Europe News
Media groups protest arrests of journalists in Turkey
Mar 4, 2011, 13:06 GMT
Istanbul - Hundreds of members of the media protested in Istanbul and Ankara on Friday against a wave of arrests of journalists in aspiring European Union-member Turkey.
They called for a free press and an end to the current climate of media persecution that they say has increased in recent months.
The Freedom for Journalists Platform, an umbrella organisation of 85 local and national media groups that organized the protests, expressed 'concern regarding the number of journalists being imprisoned, detained and tried in court, which is increasing every day.'
'We are waiting for democratic steps to be taken immediately to remove the atmosphere of restraint, fear and intimidation that is being imposed on journalists and for sweeping changes to be made to the penal code,' they said in a statement.

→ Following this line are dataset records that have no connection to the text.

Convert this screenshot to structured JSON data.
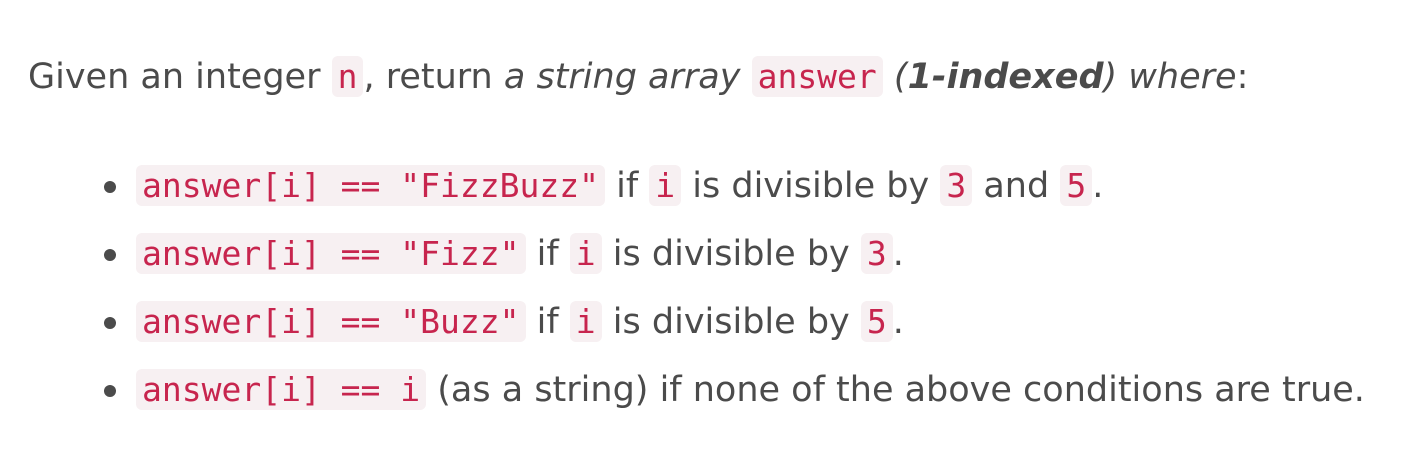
{
  "intro": {
    "given": "Given an integer ",
    "n": "n",
    "comma_return": ", return ",
    "string_array": "a string array",
    "space": " ",
    "answer": "answer",
    "open_paren": " (",
    "one_indexed": "1-indexed",
    "close_where": ") where",
    "colon": ":"
  },
  "conditions": [
    {
      "code": "answer[i] == \"FizzBuzz\"",
      "if": " if ",
      "i": "i",
      "div": " is divisible by ",
      "a": "3",
      "and": " and ",
      "b": "5",
      "end": "."
    },
    {
      "code": "answer[i] == \"Fizz\"",
      "if": " if ",
      "i": "i",
      "div": " is divisible by ",
      "a": "3",
      "end": "."
    },
    {
      "code": "answer[i] == \"Buzz\"",
      "if": " if ",
      "i": "i",
      "div": " is divisible by ",
      "a": "5",
      "end": "."
    },
    {
      "code": "answer[i] == i",
      "rest": " (as a string) if none of the above conditions are true."
    }
  ]
}
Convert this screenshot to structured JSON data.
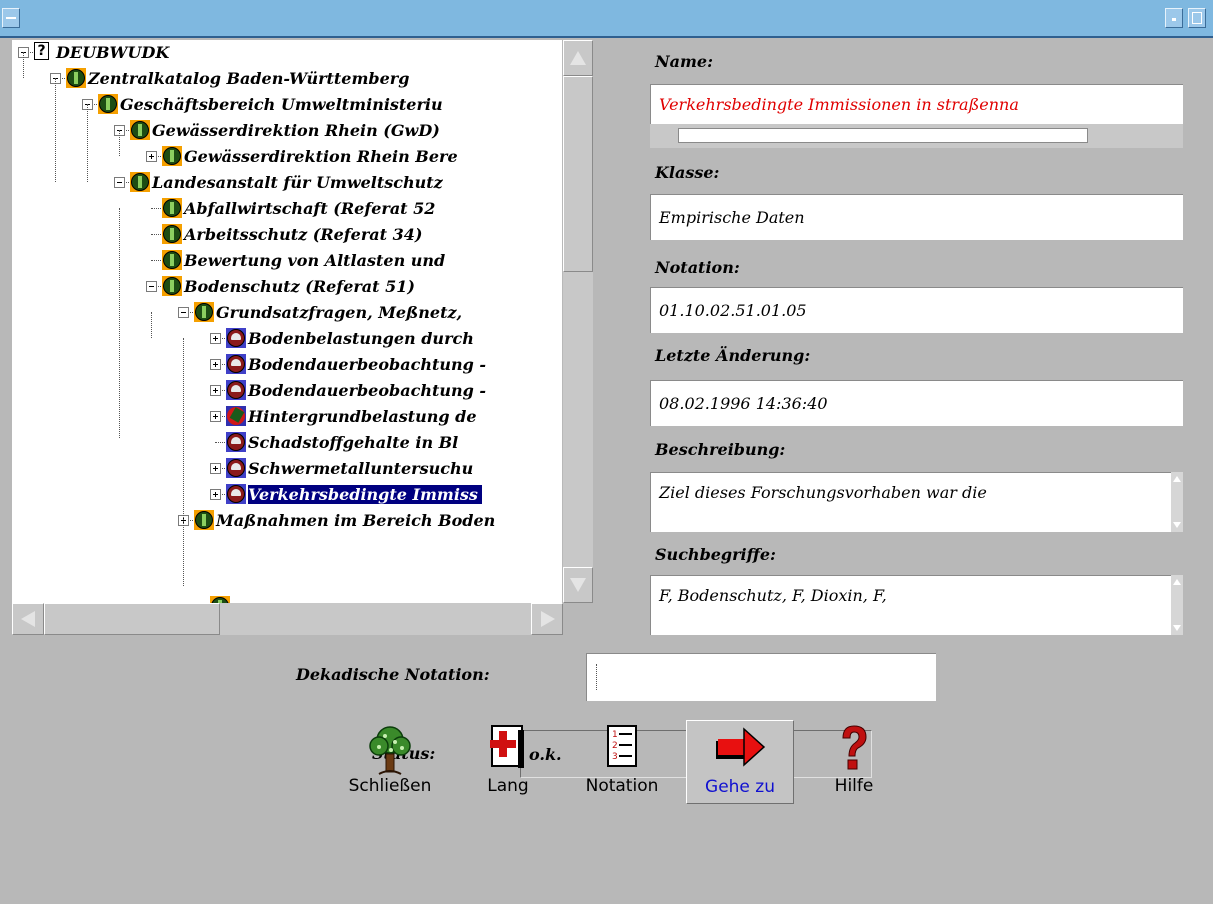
{
  "tree": {
    "items": [
      {
        "label": "DEUBWUDK",
        "icon": "question-icon",
        "toggle": "minus"
      },
      {
        "label": "Zentralkatalog Baden-Württemberg",
        "icon": "green-catalog-icon",
        "toggle": "minus"
      },
      {
        "label": "Geschäftsbereich Umweltministeriu",
        "icon": "green-catalog-icon",
        "toggle": "minus"
      },
      {
        "label": "Gewässerdirektion Rhein (GwD)",
        "icon": "green-catalog-icon",
        "toggle": "minus"
      },
      {
        "label": "Gewässerdirektion Rhein Bere",
        "icon": "green-catalog-icon",
        "toggle": "plus"
      },
      {
        "label": "Landesanstalt für Umweltschutz",
        "icon": "green-catalog-icon",
        "toggle": "minus"
      },
      {
        "label": "Abfallwirtschaft (Referat 52",
        "icon": "green-catalog-icon",
        "toggle": "none"
      },
      {
        "label": "Arbeitsschutz (Referat 34)",
        "icon": "green-catalog-icon",
        "toggle": "none"
      },
      {
        "label": "Bewertung von Altlasten und",
        "icon": "green-catalog-icon",
        "toggle": "none"
      },
      {
        "label": "Bodenschutz (Referat 51)",
        "icon": "green-catalog-icon",
        "toggle": "minus"
      },
      {
        "label": "Grundsatzfragen, Meßnetz,",
        "icon": "green-catalog-icon",
        "toggle": "minus"
      },
      {
        "label": "Bodenbelastungen durch",
        "icon": "brown-data-icon",
        "toggle": "plus"
      },
      {
        "label": "Bodendauerbeobachtung -",
        "icon": "brown-data-icon",
        "toggle": "plus"
      },
      {
        "label": "Bodendauerbeobachtung -",
        "icon": "brown-data-icon",
        "toggle": "plus"
      },
      {
        "label": "Hintergrundbelastung de",
        "icon": "bird-icon",
        "toggle": "plus"
      },
      {
        "label": "Schadstoffgehalte in Bl",
        "icon": "brown-data-icon",
        "toggle": "none"
      },
      {
        "label": "Schwermetalluntersuchu",
        "icon": "brown-data-icon",
        "toggle": "plus"
      },
      {
        "label": "Verkehrsbedingte Immiss",
        "icon": "brown-data-icon",
        "toggle": "plus",
        "selected": true
      },
      {
        "label": "Maßnahmen im Bereich Boden",
        "icon": "green-catalog-icon",
        "toggle": "plus"
      }
    ]
  },
  "form": {
    "name_label": "Name:",
    "name_value": "Verkehrsbedingte Immissionen in straßenna",
    "klasse_label": "Klasse:",
    "klasse_value": "Empirische Daten",
    "notation_label": "Notation:",
    "notation_value": "01.10.02.51.01.05",
    "aenderung_label": "Letzte Änderung:",
    "aenderung_value": "08.02.1996 14:36:40",
    "beschreibung_label": "Beschreibung:",
    "beschreibung_value": "Ziel dieses Forschungsvorhaben war die",
    "suchbegriffe_label": "Suchbegriffe:",
    "suchbegriffe_value": "F, Bodenschutz, F, Dioxin, F,",
    "dekadisch_label": "Dekadische Notation:",
    "dekadisch_value": "",
    "status_label": "Status:",
    "status_value": "o.k."
  },
  "toolbar": {
    "close_label": "Schließen",
    "lang_label": "Lang",
    "notation_label": "Notation",
    "goto_label": "Gehe zu",
    "help_label": "Hilfe"
  },
  "colors": {
    "name_value_text": "#e00000",
    "selection": "#000080",
    "title_bar": "#7fb8e0"
  }
}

The protests took place a day after police raided the homes and offices of eight journalists - including award-winning writers at major newspapers - and detained them over alleged ties to an organisation called Ergenekon, which is accused of plotting to bring down the government.

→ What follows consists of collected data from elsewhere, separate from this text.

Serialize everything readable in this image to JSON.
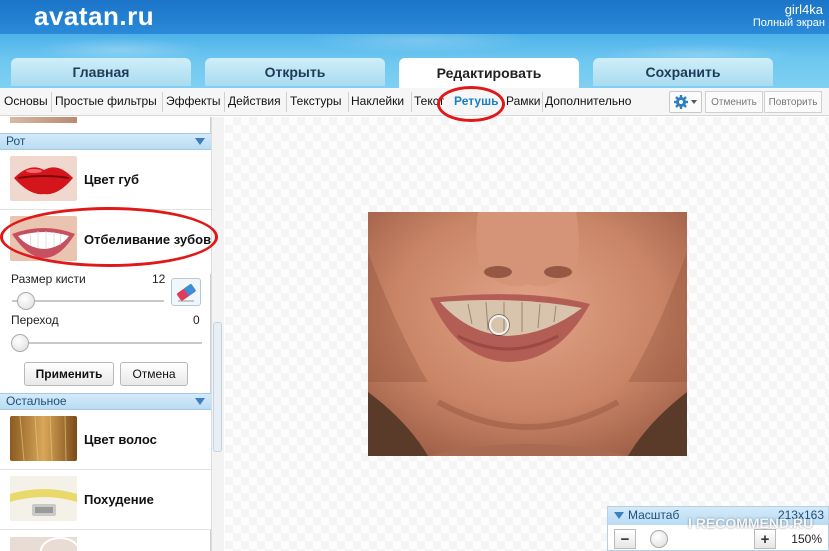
{
  "header": {
    "logo": "avatan.ru",
    "user": "girl4ka",
    "fullscreen": "Полный экран"
  },
  "tabs": [
    "Главная",
    "Открыть",
    "Редактировать",
    "Сохранить"
  ],
  "submenu": [
    "Основы",
    "Простые фильтры",
    "Эффекты",
    "Действия",
    "Текстуры",
    "Наклейки",
    "Текст",
    "Ретушь",
    "Рамки",
    "Дополнительно"
  ],
  "toolbar": {
    "undo": "Отменить",
    "redo": "Повторить",
    "settings_icon": "gear-icon"
  },
  "sidebar": {
    "mouth_section": "Рот",
    "mouth_tools": [
      "Цвет губ",
      "Отбеливание зубов"
    ],
    "brush_size_label": "Размер кисти",
    "brush_size_value": "12",
    "transition_label": "Переход",
    "transition_value": "0",
    "apply": "Применить",
    "cancel": "Отмена",
    "other_section": "Остальное",
    "other_tools": [
      "Цвет волос",
      "Похудение"
    ]
  },
  "zoom": {
    "label": "Масштаб",
    "size": "213x163",
    "minus": "−",
    "plus": "+",
    "value": "150%"
  },
  "watermark": "I RECOMMEND.RU",
  "colors": {
    "accent": "#1b7fbf",
    "annotation": "#e01818"
  }
}
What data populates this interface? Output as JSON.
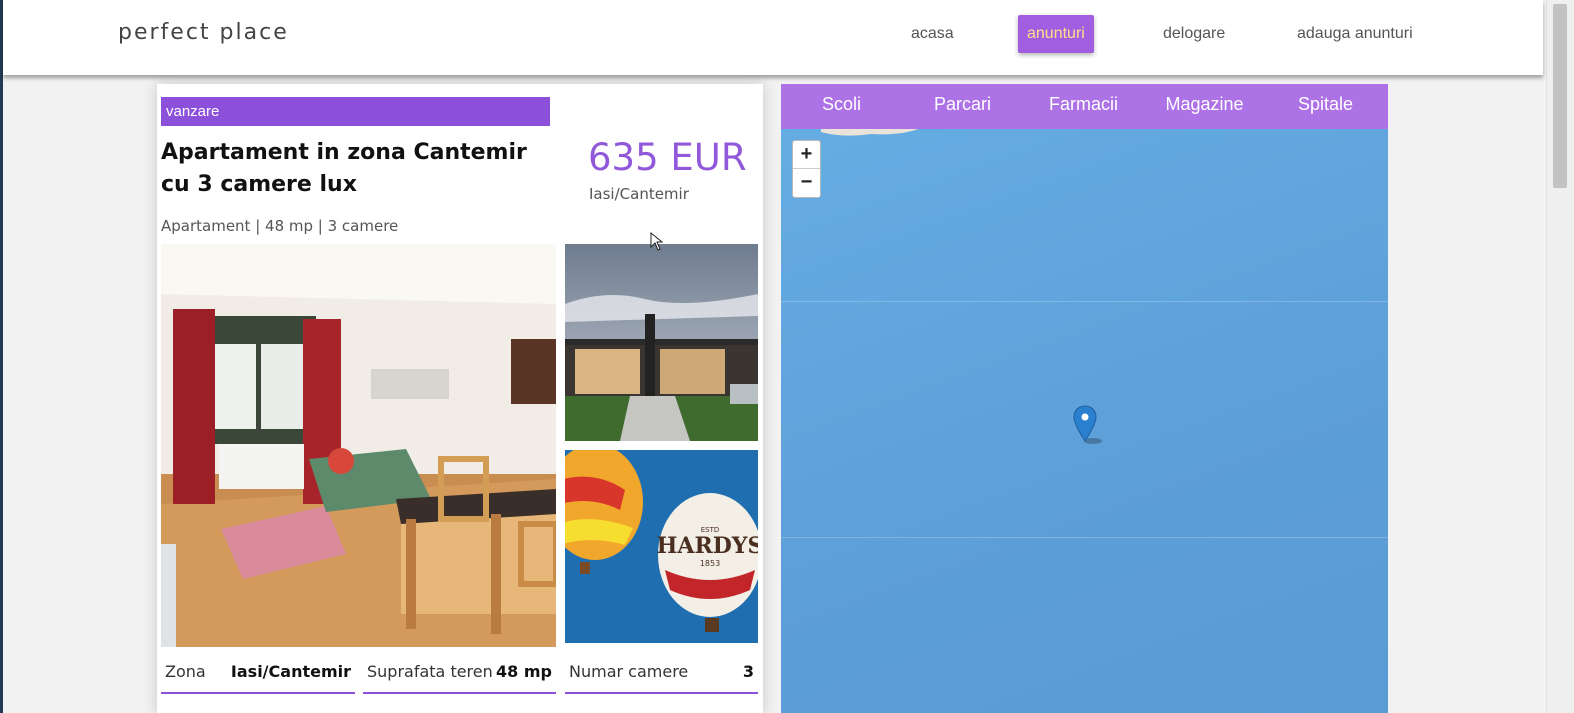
{
  "brand": "perfect place",
  "nav": {
    "items": [
      {
        "label": "acasa",
        "active": false
      },
      {
        "label": "anunturi",
        "active": true
      },
      {
        "label": "delogare",
        "active": false
      },
      {
        "label": "adauga anunturi",
        "active": false
      }
    ]
  },
  "listing": {
    "type": "vanzare",
    "title": "Apartament in zona Cantemir cu 3 camere lux",
    "price": "635 EUR",
    "location": "Iasi/Cantemir",
    "meta": "Apartament | 48 mp | 3 camere",
    "specs": [
      {
        "label": "Zona",
        "value": "Iasi/Cantemir"
      },
      {
        "label": "Suprafata teren",
        "value": "48 mp"
      },
      {
        "label": "Numar camere",
        "value": "3"
      }
    ]
  },
  "map": {
    "tabs": [
      "Scoli",
      "Parcari",
      "Farmacii",
      "Magazine",
      "Spitale"
    ],
    "zoom_in": "+",
    "zoom_out": "−"
  },
  "colors": {
    "accent": "#8c50db",
    "nav_active_bg": "#a25ee0",
    "nav_active_text": "#ffe08a",
    "map_tabs_bg": "#ad72e6",
    "water": "#5fa3dc"
  }
}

Thursday's round of detentions came just two weeks after three other journalists, from the opposition website Oda TV, were arrested on charges of alleged links to the same organisation.
Oda TV had made no secret of its opposition to the Justice and Development Party (AKP) government of Prime Minister Recep Tayyip Erdogan, whose party is up for re-election in June, while several of the journalists arrested Thursday had published books on sensitive political issues.
'All of the journalists who have been arrested have something in common: the news and books they have published recently have upset the AKP government. We are here today because we see these latest arrests as an attack on all of us,' Erdal Guven, an editorial coordinator at daily newspaper Radikal who participated in the protest in Istanbul, told the German Press Agency dpa.
The arrests have sparked outrage among media organisations in Turkey and criticism abroad, with the US State Department saying it has 'broad concerns about trends involving intimidation of journalists in Turkey.'
Critics of the government have accused it of using the Ergenekon investigation - in which over 300 people, including journalists, academics and politicians, have been arrested since 2008 - as a way of silencing its opponents.
More than 60 journalists are currently imprisoned in Turkey and court cases are ongoing against some two thousand members of the press, according to the Freedom for Journalists Platform.
Turkey was ranked 138th place out of 178 countries in Reporters Without Borders' Press Freedom Index in 2010, down from 101st place three years earlier.